Problem #2: Give Me What I Want

So finally I go onto my laptop in order to find the information I’m looking for. As one might expect, there’s a whole list of sports listed under the “Sports Clinic” section of the main nav, offering choices from basketball to Zumba (srsly?). But what if I only am interested in their clinics being offered at my kids’ school (which I am)? Is there any way to easily search for sports by location?

Of course there’s not! Even entering their school name into their search field returns zero results. Instead, I have to go into each individual sport, scroll down through the fixed-position grass (I see that skeuomorphism is alive and well here!), and go though the list of locations for that sport to see if it’s offered at the school I want. That’s fun.

Problem #3: Engage

Let’s move a little beyond the website into the broader world of social media engagement. MSA proudly displays links to their Facebook and Twitter pages on their home page, which are decidedly lacking in content. Their most recent Facebook entry is how excited they are that the best summer camp in Montgomery County begins tomorrow. o_O Yes, it’s from June.
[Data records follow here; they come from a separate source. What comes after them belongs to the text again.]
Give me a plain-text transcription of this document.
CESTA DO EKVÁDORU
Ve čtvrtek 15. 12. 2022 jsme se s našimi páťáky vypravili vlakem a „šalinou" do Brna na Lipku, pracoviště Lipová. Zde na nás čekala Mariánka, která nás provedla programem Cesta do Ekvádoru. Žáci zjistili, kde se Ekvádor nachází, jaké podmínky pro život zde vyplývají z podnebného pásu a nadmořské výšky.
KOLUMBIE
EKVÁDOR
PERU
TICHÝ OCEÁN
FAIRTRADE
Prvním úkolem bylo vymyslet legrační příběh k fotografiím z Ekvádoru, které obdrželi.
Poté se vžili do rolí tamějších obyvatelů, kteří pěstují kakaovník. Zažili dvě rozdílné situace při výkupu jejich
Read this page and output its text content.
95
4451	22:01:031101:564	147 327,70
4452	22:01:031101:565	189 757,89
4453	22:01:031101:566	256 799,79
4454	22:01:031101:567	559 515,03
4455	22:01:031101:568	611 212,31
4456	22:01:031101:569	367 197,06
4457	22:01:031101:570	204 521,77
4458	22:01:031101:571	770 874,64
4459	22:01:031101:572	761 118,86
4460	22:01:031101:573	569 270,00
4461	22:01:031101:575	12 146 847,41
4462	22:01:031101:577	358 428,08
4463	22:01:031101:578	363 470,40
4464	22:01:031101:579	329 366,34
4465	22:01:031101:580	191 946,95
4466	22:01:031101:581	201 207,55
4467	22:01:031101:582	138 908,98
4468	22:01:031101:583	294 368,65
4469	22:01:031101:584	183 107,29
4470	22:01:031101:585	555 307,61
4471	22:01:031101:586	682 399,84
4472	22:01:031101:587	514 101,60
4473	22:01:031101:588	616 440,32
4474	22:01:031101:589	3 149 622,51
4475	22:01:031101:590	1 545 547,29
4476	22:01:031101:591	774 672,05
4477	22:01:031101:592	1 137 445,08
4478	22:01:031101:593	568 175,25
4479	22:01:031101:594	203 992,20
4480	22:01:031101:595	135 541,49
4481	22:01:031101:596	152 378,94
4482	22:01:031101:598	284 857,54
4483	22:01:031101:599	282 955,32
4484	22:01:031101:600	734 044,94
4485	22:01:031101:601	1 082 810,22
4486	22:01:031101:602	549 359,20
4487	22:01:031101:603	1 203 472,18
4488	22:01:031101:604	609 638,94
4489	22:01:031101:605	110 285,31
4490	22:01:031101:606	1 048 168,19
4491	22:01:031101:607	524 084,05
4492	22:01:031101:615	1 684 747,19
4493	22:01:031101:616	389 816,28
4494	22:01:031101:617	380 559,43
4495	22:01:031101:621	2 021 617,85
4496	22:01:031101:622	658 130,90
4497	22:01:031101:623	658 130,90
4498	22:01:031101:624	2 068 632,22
So there’s been nothing to talk about since then?

At least their summertime Facebook posting is a little more current than their last tweet, dated October 23! Even if they had just regurgitated their Facebook posts to their Twitter feed (as Rockville Town Square does), at least that would’ve been a little better. No updates on rain cancellations? No teasers about upcoming clinics in all that time? Definitely missed opportunities in marketing going on here.

It Doesn’t Have to Be This Way

None of the problems listed here are insurmountable, and in fact, wouldn’t take much effort to fix. If you aren’t going to go responsive, then fine (well, not fine, but whatever), but at the very least make sure your website works on mobile. Even if it is just via pinch-and-zoom, which sucks, but is better than giant logos that block the entire page.

It’s a pretty safe assumption that their listings of courses are in some sort of database, so why not just offer a page where programs are listed by location, rather than limit your navigation to programs-by-sport only?